Organizers, including the local chapter of Mothers Against Drunk Driving, hope students will take the “don’t drink and drive” message with them as spring break begins next week.

Junior Patrick Miller said that although he believes students are not as “ignorant” about drinking as portrayed in the dialogue, “It made me feel like I don’t want to go drink and drive.”

“When they cut off the roof of the car, that was pretty intense,” ninth-grader Stuart Thomas said. “(To think that you) can go to jail for life because you murdered someone,” alluding to the “drunk driver” who was cuffed and taken away by police.

Sophomore Callan Cobb called the mock-crash “scary,” and said he “kept putting my friends (into the scene). It totally made me think of the choices (we make).”

Injury “victim” senior Eric Vanbuskirk said, “It was pretty intense. It’s an amazing experience to be strapped to the board and taken away in an ambulance. Definitely makes you think twice.”

Last year on Kitsap roads there were 22 fatalities, of which 15 were alcohol-related, Sheriff’s Deputy Russ Clithero said. Most often, the driver is a white male age 16-24 years old.

The mock crash was the first ever staged at Bainbridge High School, and was produced through cooperation of the Bainbridge Island School District, the BHS Student Leadership Class, the Bainbridge Island police and fire departments, Kitsap County Sheriff’s Office, Kitsap Coroner’s office and MADD. Gateway Towing provided wrecked vehicles for the event.
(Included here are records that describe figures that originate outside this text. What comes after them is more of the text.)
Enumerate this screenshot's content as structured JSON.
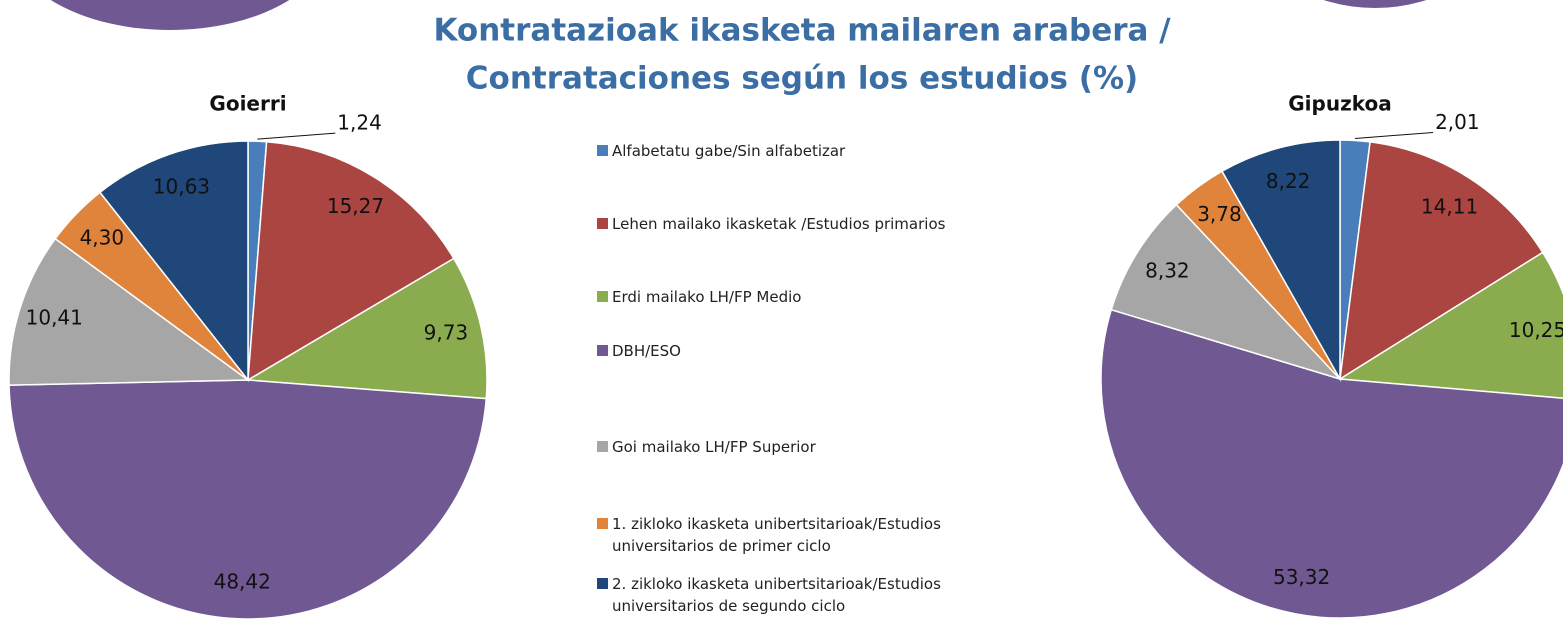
{
  "title": [
    "Kontratazioak  ikasketa mailaren arabera /",
    "Contrataciones según los estudios (%)"
  ],
  "legend": {
    "categories": [
      "Alfabetatu gabe/Sin alfabetizar",
      "Lehen mailako ikasketak /Estudios primarios",
      "Erdi mailako LH/FP Medio",
      "DBH/ESO",
      "Goi mailako LH/FP Superior",
      "1. zikloko ikasketa unibertsitarioak/Estudios universitarios de primer ciclo",
      "2. zikloko ikasketa unibertsitarioak/Estudios universitarios de segundo ciclo"
    ],
    "colors": [
      "#4a7ebb",
      "#ab4542",
      "#8aac4e",
      "#705892",
      "#a6a6a6",
      "#e0843c",
      "#1f477a"
    ]
  },
  "chart_data": [
    {
      "type": "pie",
      "title": "Goierri",
      "values": [
        1.24,
        15.27,
        9.73,
        48.42,
        10.41,
        4.3,
        10.63
      ],
      "value_labels": [
        "1,24",
        "15,27",
        "9,73",
        "48,42",
        "10,41",
        "4,30",
        "10,63"
      ]
    },
    {
      "type": "pie",
      "title": "Gipuzkoa",
      "values": [
        2.01,
        14.11,
        10.25,
        53.32,
        8.32,
        3.78,
        8.22
      ],
      "value_labels": [
        "2,01",
        "14,11",
        "10,25",
        "53,32",
        "8,32",
        "3,78",
        "8,22"
      ]
    }
  ]
}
Marsha Masters, president of MADD of Kitsap County, said that Olympic High School has staged similar mock crashes every year since 1995. “They haven’t had an alcohol-related fatalities since then,” she said.

Bainbridge Police Officer Rob Corn said he hopes students leave with an understanding that drunk driving “has a wider effect than just those involved.”

“If you’re charged with vehicular homicide at 16 and your best friend (sitting in the car) next to you is dead,” Carpenter said, “the effects of drinking and driving can last a lifetime.”